Anthony Trollope, 1815 – 1882 |
Si vous ne connaissez pas Anthony Trollope, ce qui était encore mon cas voilà quelques semaines (merci au Père B. pour m'avoir incité à sa découverte), vous devriez vous précipiter sur ses romans, sans vouloir vous commander. Il en a écrit beaucoup, ce Victorien malicieux, parfois caustique, mais peu ont été traduits, et on les trouve principalement d'occasion. À mon avis, il peut sans difficulté, dans la littérature anglaise du XIXe siècle, prendre toute sa place auprès de Dickens et de Thackeray, pour ne parler que de ses stricts contemporains. D'ailleurs, il ne m'a pas attendu pour l'occuper, je crois. Le roman par lequel je l'ai découvert s'intitule Les Tours de Barchester : livre foisonnant, drôle, assez mordant, sarcastique et néanmoins bienveillant, mettant essentiellement aux prises les hommes d'Église (anglicane, l'Église, ce qui nous vaut quelques portraits d'épouses, de fiancées, etc. plutôt croquignolets) d'une ville imaginaire, leurs manœuvres pour conquérir de minuscules pouvoirs ou le cœur et la main de jeunes filles convenablement dotées, voire de veuves encore attrayantes.
J'ai enchaîné presque directement sur un autre copieux roman du même : Quelle époque ! (en v.o. : The Way We Live Now). Cette fois, nous plongeons dans les milieux politiques, financiers, aristocratiques de Londres et du Suffolk. On y trouve un lacis d'intrigues diverses et pourtant liées, des portraits savoureux… et toujours des jeunes filles et des dots, ainsi que – ça va ensemble – de jeunes lords désargentés, souvent joueurs et alcooliques, ceci expliquant en partie cela. C'est sans doute par ce roman-ci que je conseillerais pour l'instant d'aborder Trollope. Je dis “pour l'instant” car j'ai demandé à Herr Momox de m'en expédier trois autres, et il n'est pas impossible que, dans ceux-là, se trouve une perle encore plus rare.

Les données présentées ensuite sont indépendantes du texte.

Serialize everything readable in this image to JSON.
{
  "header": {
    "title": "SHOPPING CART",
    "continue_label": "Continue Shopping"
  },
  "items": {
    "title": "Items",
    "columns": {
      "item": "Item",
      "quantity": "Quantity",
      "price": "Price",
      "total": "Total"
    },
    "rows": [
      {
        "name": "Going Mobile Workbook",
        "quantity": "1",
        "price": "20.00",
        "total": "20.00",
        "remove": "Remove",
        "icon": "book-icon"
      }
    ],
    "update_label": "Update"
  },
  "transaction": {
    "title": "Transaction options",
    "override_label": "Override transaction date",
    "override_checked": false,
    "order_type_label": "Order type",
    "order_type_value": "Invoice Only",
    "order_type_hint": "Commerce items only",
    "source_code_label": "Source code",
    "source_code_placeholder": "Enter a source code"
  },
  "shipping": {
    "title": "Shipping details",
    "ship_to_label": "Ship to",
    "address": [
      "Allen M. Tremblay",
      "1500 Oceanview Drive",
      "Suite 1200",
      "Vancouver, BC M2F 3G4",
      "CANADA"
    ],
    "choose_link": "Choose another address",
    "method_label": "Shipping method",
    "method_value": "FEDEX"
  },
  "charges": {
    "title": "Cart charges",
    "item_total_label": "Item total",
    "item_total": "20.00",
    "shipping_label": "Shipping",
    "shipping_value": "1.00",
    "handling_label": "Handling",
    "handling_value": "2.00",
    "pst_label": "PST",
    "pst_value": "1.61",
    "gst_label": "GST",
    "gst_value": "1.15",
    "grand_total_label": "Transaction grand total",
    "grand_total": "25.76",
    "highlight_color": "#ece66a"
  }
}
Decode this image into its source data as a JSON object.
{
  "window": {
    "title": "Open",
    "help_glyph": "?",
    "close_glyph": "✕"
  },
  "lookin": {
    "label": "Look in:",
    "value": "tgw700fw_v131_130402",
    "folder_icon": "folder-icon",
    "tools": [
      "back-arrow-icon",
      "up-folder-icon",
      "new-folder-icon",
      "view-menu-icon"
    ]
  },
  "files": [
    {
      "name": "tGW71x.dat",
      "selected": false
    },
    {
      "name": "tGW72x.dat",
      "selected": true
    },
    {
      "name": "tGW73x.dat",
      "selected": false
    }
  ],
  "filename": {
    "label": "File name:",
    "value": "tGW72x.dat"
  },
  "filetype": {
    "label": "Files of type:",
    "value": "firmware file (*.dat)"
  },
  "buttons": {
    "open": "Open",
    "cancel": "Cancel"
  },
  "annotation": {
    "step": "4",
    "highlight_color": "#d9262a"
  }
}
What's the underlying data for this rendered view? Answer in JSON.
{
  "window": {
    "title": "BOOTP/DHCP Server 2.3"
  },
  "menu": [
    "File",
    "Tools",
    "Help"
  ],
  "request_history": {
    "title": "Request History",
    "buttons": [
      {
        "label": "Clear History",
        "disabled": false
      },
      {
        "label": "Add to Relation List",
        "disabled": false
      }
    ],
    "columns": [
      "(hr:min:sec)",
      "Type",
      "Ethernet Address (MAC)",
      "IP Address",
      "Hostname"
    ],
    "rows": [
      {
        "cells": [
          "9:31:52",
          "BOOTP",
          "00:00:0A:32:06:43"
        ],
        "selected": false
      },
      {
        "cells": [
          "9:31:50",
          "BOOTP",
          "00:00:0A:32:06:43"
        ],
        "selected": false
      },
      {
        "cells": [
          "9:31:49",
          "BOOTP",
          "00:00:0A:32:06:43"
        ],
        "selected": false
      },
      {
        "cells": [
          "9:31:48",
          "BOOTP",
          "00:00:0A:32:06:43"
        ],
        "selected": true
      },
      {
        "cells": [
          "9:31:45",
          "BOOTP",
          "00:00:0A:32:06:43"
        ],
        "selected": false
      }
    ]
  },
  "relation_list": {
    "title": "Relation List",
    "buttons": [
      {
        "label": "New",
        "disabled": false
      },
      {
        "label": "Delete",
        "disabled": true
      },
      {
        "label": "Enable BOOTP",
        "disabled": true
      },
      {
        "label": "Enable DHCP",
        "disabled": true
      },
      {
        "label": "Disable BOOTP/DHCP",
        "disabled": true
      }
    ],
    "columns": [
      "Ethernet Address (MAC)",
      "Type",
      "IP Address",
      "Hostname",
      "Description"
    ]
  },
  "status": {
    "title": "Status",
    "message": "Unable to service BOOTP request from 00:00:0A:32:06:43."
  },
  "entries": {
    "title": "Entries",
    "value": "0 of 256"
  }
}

À la page 362 de l'édition Fayard, Trollope lance une idée que j'ai trouvée judicieuse. Nous sommes au beau milieu d'une campagne électorale : il s'agit d'élire et d'envoyer aux Communes le nouveau député de Westminster. L'un des candidats, qui est aussi le personnage pivot du roman, Mr Melmotte, est un financier richissime, ou s'affichant tel, d'extraction incertaine, qui s'est lancé dans la campagne avec tout le poids de ses relations et de l'argent qu'il manie. Il me fait un peu penser à Robert Hersant lorsqu'il tentait de devenir député de Neuilly, en 1978, et que, malgré son argent et l'artillerie lourde de ses journaux, il s'était fait renvoyer dans le mur par la très aristocratique Florence d'Harcourt. Dans le roman, un journal se lance dans une contre-campagne systématique, destinée à barrer la route au “nouveau riche”, avec tous les risques de procès en diffamation que cela pourrait entraîner. Et, à cette occasion, Trollope fait la remarque suivante, à laquelle je voulais venir :
« On n'a jamais traîné devant les tribunaux […] un propriétaire ou un rédacteur en chef de journal parce qu'il a attribué une dimension quasi divine à un très médiocre spécimen de l'humanité mortelle. On n'a jamais réclamé des dommages et intérêts à un homme, parce qu'il a attribué à quelqu'un des mobiles nobles. Ce serait peut-être bon pour la politique, pour la littérature, pour l'art – et pour la vérité en général, s'il était possible de le faire. »
Je ne sais pas si ce serait bon, mais je suis sûr que ce serait hautement réjouissant. On pourrait appeler cela des procès en laudation, qui fonctionneraient selon le même principe que leurs frères en diffamation, mais en situation inversée. C'est ainsi, par exemple, que l'on verrait traîner devant les tribunaux – on pourrait même créer une chambre correctionnelle spécialement à cet effet – un journaliste qui aurait écrit que M. Balkany est un homme politique désintéressé, se souciant uniquement du bien de ses administrés. Il serait tôt rejoint par un imprudent animateur de télévision ayant affirmé que tel ou tel imam de banlieue parisienne est un homme de tolérance et de paix, etc. Cela reviendrait, au fond, à compléter les procès contre des phobies de plus en plus nombreuses par des condamnations pour philies ô combien rafraîchissantes.
Je vous laisse méditer sur cette joyeuse perspective, sur ces lendemains rigolards. En attendant, lisez Anthony Trollope, vous vous en trouverez bien.